6) Enjoy Rome on your own! God tourist parties annoy me! We live in the 21st century so get on sites like this and research places that aren't in the tourist books, or get a map photocopied and just wander round the streets, we didn't find in any of the tourist books that there are orange and lemons trees right in the pavement of a certain street. Go find it !
7) Go buy a gladiator costume and stand outside the colliseum, watch the money pour in!

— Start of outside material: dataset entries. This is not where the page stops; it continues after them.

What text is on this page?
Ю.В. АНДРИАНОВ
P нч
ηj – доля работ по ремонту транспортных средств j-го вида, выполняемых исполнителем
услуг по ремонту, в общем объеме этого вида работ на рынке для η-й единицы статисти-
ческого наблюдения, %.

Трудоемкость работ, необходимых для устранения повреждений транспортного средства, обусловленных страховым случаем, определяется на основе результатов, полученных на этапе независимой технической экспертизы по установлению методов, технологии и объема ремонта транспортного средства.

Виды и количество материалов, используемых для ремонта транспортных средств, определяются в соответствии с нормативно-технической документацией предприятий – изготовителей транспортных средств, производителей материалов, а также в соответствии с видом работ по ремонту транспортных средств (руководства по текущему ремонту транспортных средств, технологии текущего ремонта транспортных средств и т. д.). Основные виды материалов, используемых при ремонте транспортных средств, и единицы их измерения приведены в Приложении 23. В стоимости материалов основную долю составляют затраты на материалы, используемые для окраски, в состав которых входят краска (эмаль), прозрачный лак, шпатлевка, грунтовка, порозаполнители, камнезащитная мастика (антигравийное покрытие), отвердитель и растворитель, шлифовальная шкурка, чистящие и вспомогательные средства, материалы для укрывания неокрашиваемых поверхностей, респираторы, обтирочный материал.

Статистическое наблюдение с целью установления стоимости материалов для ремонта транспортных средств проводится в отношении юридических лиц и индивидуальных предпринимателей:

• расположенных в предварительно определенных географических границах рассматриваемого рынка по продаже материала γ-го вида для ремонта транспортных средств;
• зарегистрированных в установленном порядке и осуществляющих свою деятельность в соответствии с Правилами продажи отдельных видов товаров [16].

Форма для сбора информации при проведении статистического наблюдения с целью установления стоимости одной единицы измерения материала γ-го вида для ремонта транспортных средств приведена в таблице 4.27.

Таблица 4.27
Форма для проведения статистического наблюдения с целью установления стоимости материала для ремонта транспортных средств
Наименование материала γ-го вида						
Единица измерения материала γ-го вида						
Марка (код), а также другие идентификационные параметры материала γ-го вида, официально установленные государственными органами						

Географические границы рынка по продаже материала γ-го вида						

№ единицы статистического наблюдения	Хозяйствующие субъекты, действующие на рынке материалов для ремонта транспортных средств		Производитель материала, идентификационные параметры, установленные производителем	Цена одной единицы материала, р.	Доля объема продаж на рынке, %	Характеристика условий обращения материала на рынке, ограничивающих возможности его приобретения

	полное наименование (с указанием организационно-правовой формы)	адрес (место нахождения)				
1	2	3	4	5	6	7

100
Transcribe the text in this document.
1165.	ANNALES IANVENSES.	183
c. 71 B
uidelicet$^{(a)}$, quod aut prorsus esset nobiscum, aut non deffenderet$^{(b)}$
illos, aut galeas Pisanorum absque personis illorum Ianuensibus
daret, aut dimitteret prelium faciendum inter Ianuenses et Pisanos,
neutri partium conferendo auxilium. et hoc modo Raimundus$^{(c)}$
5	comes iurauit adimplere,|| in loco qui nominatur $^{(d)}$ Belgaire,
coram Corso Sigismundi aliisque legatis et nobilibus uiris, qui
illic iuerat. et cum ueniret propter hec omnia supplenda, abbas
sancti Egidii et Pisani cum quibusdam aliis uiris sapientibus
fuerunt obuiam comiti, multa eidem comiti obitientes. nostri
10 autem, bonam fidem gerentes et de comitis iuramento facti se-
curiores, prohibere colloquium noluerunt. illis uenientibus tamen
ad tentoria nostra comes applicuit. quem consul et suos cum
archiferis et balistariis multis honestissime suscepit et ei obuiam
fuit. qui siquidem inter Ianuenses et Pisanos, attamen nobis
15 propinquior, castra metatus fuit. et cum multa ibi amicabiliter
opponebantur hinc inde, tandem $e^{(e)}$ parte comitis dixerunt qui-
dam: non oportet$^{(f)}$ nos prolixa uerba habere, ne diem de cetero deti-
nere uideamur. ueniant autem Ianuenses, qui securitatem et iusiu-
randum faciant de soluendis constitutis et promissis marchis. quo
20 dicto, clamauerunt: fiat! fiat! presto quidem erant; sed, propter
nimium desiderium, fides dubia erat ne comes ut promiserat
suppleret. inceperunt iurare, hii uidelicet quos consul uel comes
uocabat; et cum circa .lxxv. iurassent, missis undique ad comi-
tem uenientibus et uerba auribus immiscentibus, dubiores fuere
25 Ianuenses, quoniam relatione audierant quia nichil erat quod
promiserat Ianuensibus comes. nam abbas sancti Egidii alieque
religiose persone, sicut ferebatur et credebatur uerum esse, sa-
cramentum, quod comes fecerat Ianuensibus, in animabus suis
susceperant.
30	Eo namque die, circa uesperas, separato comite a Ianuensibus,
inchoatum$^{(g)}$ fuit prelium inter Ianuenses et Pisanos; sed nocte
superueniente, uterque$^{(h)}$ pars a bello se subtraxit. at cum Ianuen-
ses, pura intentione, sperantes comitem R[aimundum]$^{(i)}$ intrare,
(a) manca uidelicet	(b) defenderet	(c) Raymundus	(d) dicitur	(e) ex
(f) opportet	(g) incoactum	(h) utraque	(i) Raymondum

They look very photogenic in their mock bronze or leather breast plates and their head gear - and even the fake sun-tanned legs add to the impression of "real" gladiators from the days of the Roman Empire, BUT beware: A photo costs 5 Euro for each gladiator in the scene - and that's using YOUR camera. Maybe use a telephoto lens to snap off a few of them trying to hustle other tourists, or try as I did.
The two gladiators in the photo were enjoying their afternoon beer and smoke when I happened along in my Australian bush hat. We joked about Crocodile Dundee and I managed to do a swap - a Crocodile Dundee story in exchange for a photo. See horse trading does exist even in Rome - ciao
While visiting the Colliseum there are groups of men dressed in Roman attire for you to take pictures with. They really are a fun group of guys.....until.....
AFTER you take your pictures with them they'll charge you 10-20 euros. $20 to take a picture with me? I don't think so!
Unique Suggestions: Be sure to bargain a price beforehand or they will keep posing and you'll have to pay up at the end.
Fun Alternatives: Feel free to say no to them but they really are fun pictures when you have them developed back home :)
It is and it isn't a tourist trap. There are fellows dressed as Gladiators who will willingly and agressively join you for a photo. Keep in mind that there is a fee for this even if you did not know about this before hand. Just pony up 5 Euros and be done with it.
Unique Suggestions: I paid it because I wanted the photo of Carren and Tanner with the guy. I heard people complaining but forwarned is the best method here.